I bow before this passion;
a plague on the parish girls!
Because, o force of longing,
No sweet and hoped for maiden,
nor young girl, nor hag, nor wife.
What recoiling, what malice,
what lack makes them not want me?
What harm to a fine-browed girl
to have me in the thick dark wood?
It were no shame for her
to see me in a lair of leaves.
No one’s been so bewitched
save the men of Garwy's nature,
for no day do I fall in love
with fewer than one or two,
yet no nearer to having one
than if she were my foe.
Each Sunday at Llanbadarn
I’ve stood, let others witness,
with my face towards the fine girl
and my back to the pure God.
And after my long staring
over my plumed hat and over the people,
one girl says, piercingly clear,
to the other, who's quick to see it,
‘The pale fellow with the affected look
and his sister's hair on his head,
adulterously he glances,
this crooked locker versed in wickedness.’

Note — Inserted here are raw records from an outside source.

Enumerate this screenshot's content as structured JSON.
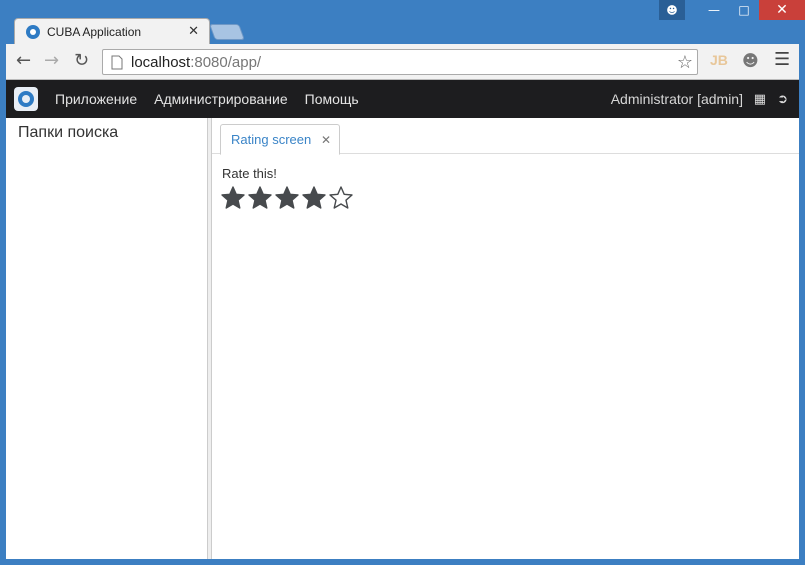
{
  "browser": {
    "tab_title": "CUBA Application",
    "url_host": "localhost",
    "url_path": ":8080/app/",
    "extension_jb": "JB"
  },
  "app": {
    "menu": [
      "Приложение",
      "Администрирование",
      "Помощь"
    ],
    "user": "Administrator [admin]",
    "sidebar_title": "Папки поиска",
    "tab_label": "Rating screen"
  },
  "rating": {
    "label": "Rate this!",
    "value": 4,
    "max": 5,
    "color": "#474a4d"
  },
  "colors": {
    "window": "#3c7fc2",
    "appbar": "#1d1d1f",
    "accent": "#3a84c7",
    "close": "#c9403a"
  },
  "icons": {
    "back": "arrow-left-icon",
    "forward": "arrow-right-icon",
    "reload": "reload-icon",
    "bookmark": "star-outline-icon",
    "menu": "hamburger-icon"
  }
}
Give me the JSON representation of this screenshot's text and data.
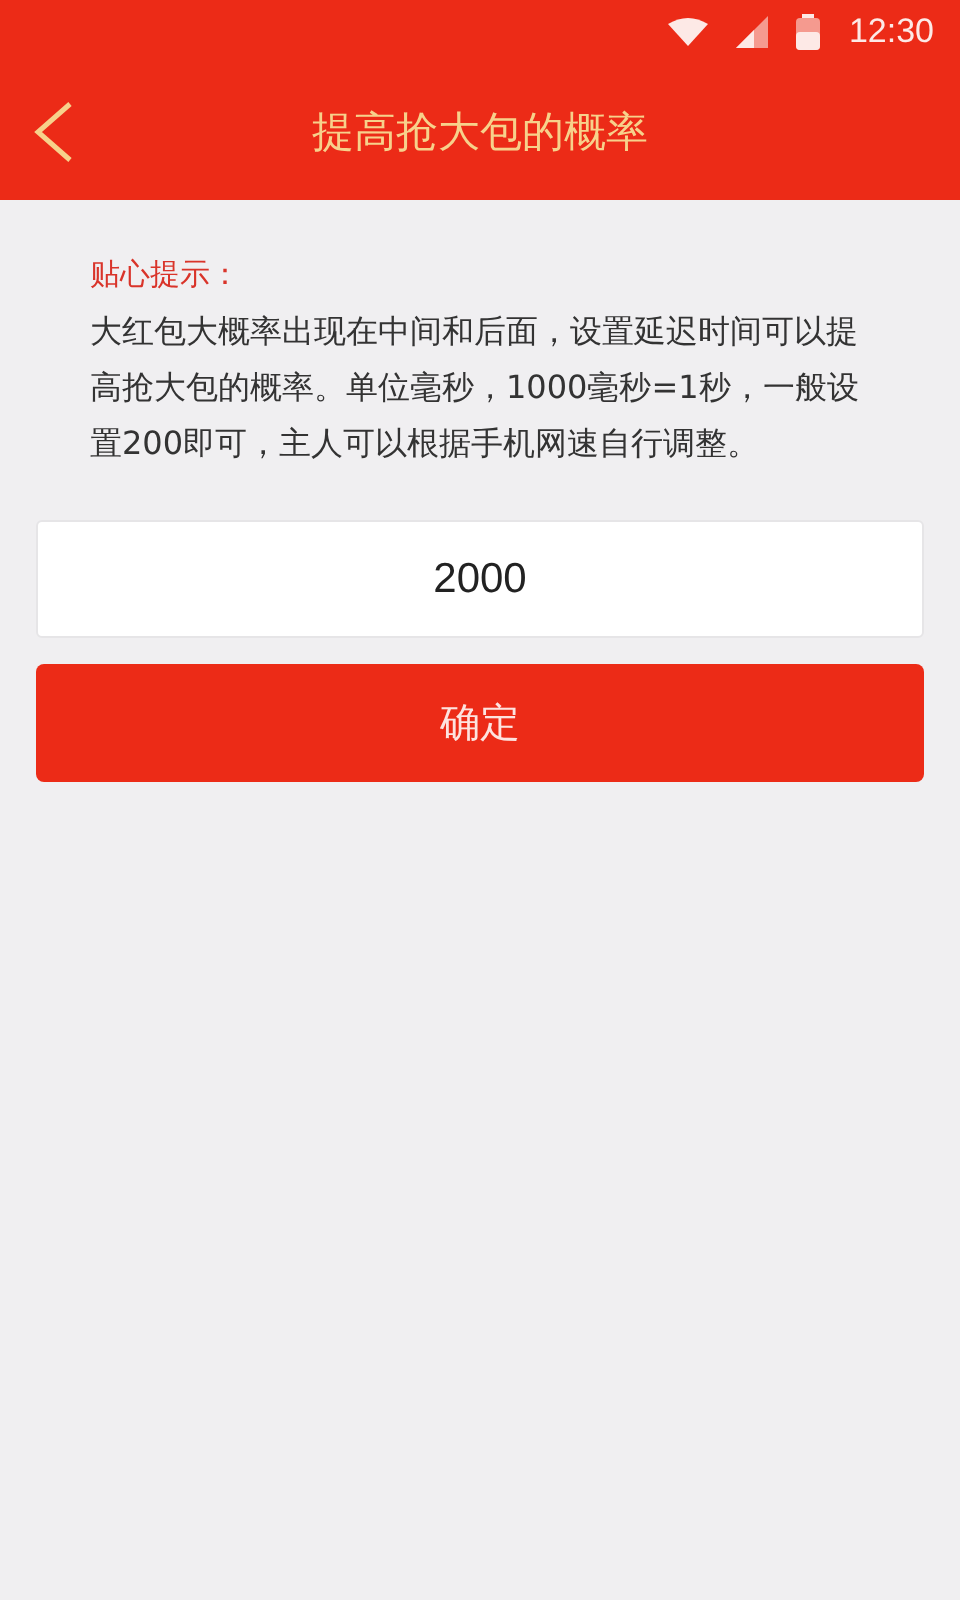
{
  "status_bar": {
    "time": "12:30"
  },
  "header": {
    "title": "提高抢大包的概率"
  },
  "tip": {
    "title": "贴心提示：",
    "text": "大红包大概率出现在中间和后面，设置延迟时间可以提高抢大包的概率。单位毫秒，1000毫秒=1秒，一般设置200即可，主人可以根据手机网速自行调整。"
  },
  "delay_field": {
    "value": "2000"
  },
  "buttons": [
    "确定"
  ]
}
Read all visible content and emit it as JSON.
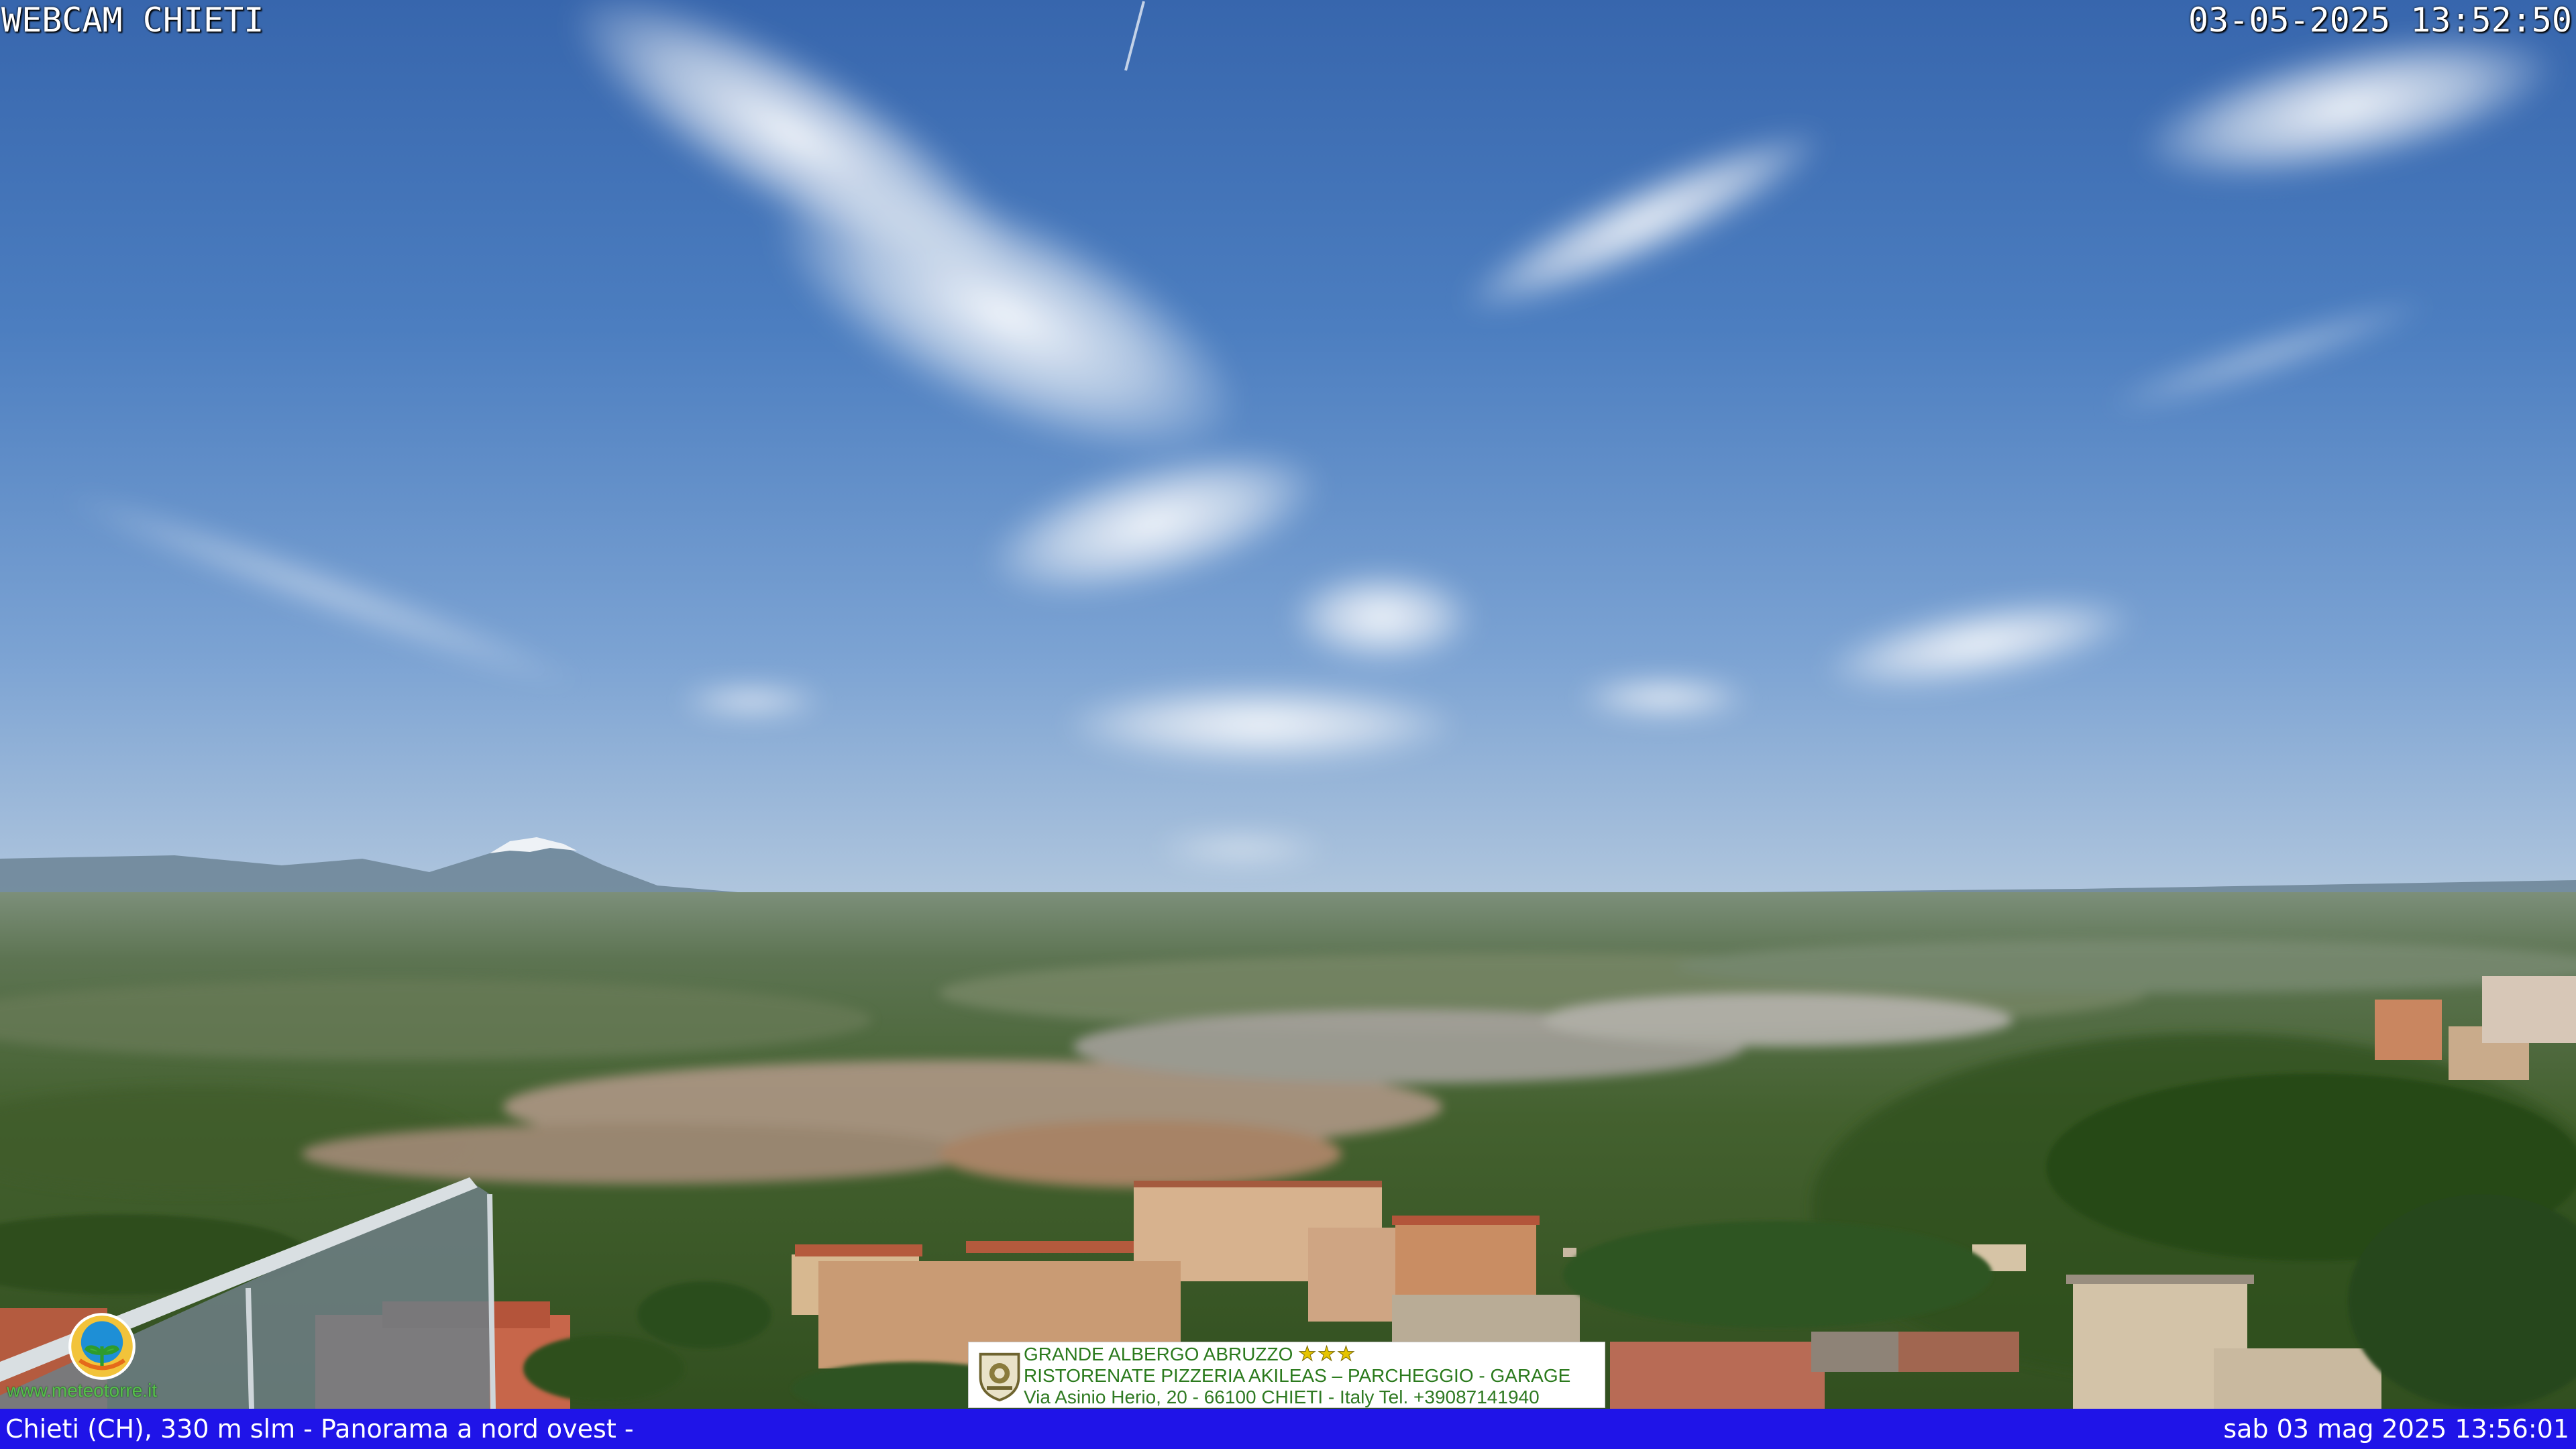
{
  "overlay": {
    "title": "WEBCAM CHIETI",
    "timestamp": "03-05-2025 13:52:50"
  },
  "footer": {
    "location": "Chieti (CH), 330 m slm - Panorama a nord ovest -",
    "datetime": "sab 03 mag 2025 13:56:01"
  },
  "advertisement": {
    "line1": "GRANDE ALBERGO ABRUZZO",
    "stars": "★★★",
    "line2": "RISTORENATE PIZZERIA AKILEAS – PARCHEGGIO - GARAGE",
    "line3": "Via Asinio Herio, 20 - 66100 CHIETI - Italy Tel. +39087141940"
  },
  "watermark": {
    "text": "www.meteotorre.it",
    "icon": "weather-logo-icon"
  },
  "colors": {
    "footer_bar": "#1f14e8",
    "sky": "#3f6fb3",
    "ad_text": "#2b7a1d"
  }
}
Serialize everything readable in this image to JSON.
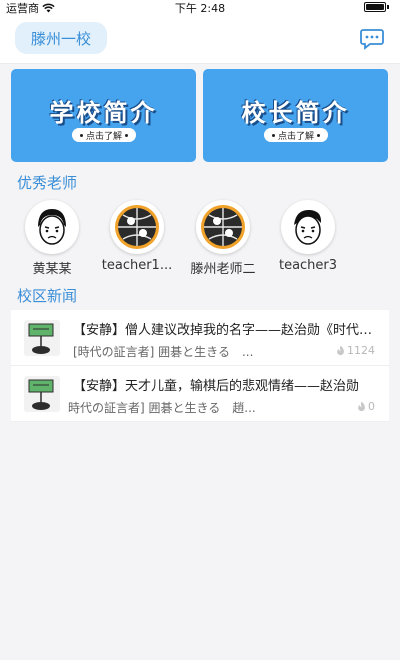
{
  "status_bar": {
    "carrier": "运营商",
    "time": "下午 2:48"
  },
  "nav": {
    "school_name": "滕州一校"
  },
  "banners": [
    {
      "title": "学校简介",
      "cta": "点击了解"
    },
    {
      "title": "校长简介",
      "cta": "点击了解"
    }
  ],
  "teachers_section": {
    "title": "优秀老师",
    "teachers": [
      {
        "name": "黄某某"
      },
      {
        "name": "teacher1..."
      },
      {
        "name": "滕州老师二"
      },
      {
        "name": "teacher3"
      }
    ]
  },
  "news_section": {
    "title": "校区新闻",
    "items": [
      {
        "headline": "【安静】僧人建议改掉我的名字——赵治勋《时代の証言者》",
        "summary": "[時代の証言者] 囲碁と生きる　...",
        "likes": "1124"
      },
      {
        "headline": "【安静】天才儿童，输棋后的悲观情绪——赵治勋",
        "summary": "時代の証言者] 囲碁と生きる　趙...",
        "likes": "0"
      }
    ]
  },
  "colors": {
    "accent": "#3a8ed8",
    "banner": "#46a3ee",
    "chip_bg": "#e1f0fb"
  }
}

‘Do you think he's pretending?’
says the other girl at her side.
‘He'll never get an answer;
let the fool get out to the Devil!’
The bright girl’s curse amazes me,
small payment for one dazed with love;
and it's made me abandon
These ways, these visions of terror.
I'd best become a hermit,
a villain’s occupation.
O strange lesson, through too much looking
over my shoulder, a picture of weakness
I became, this lover of powerful song,
wry headed and companionless.
Dafydd ap Gwilym (c. 1315/1320 – c. 1350/1370) Wales
Translated by Gwyn Williams
Source: Welsh Poems Sixth Century to 1600, Gwyn Williams, University of California Press, 1974
Llanbadarn these days is a suburb of Aberystwyth , but the church is still there.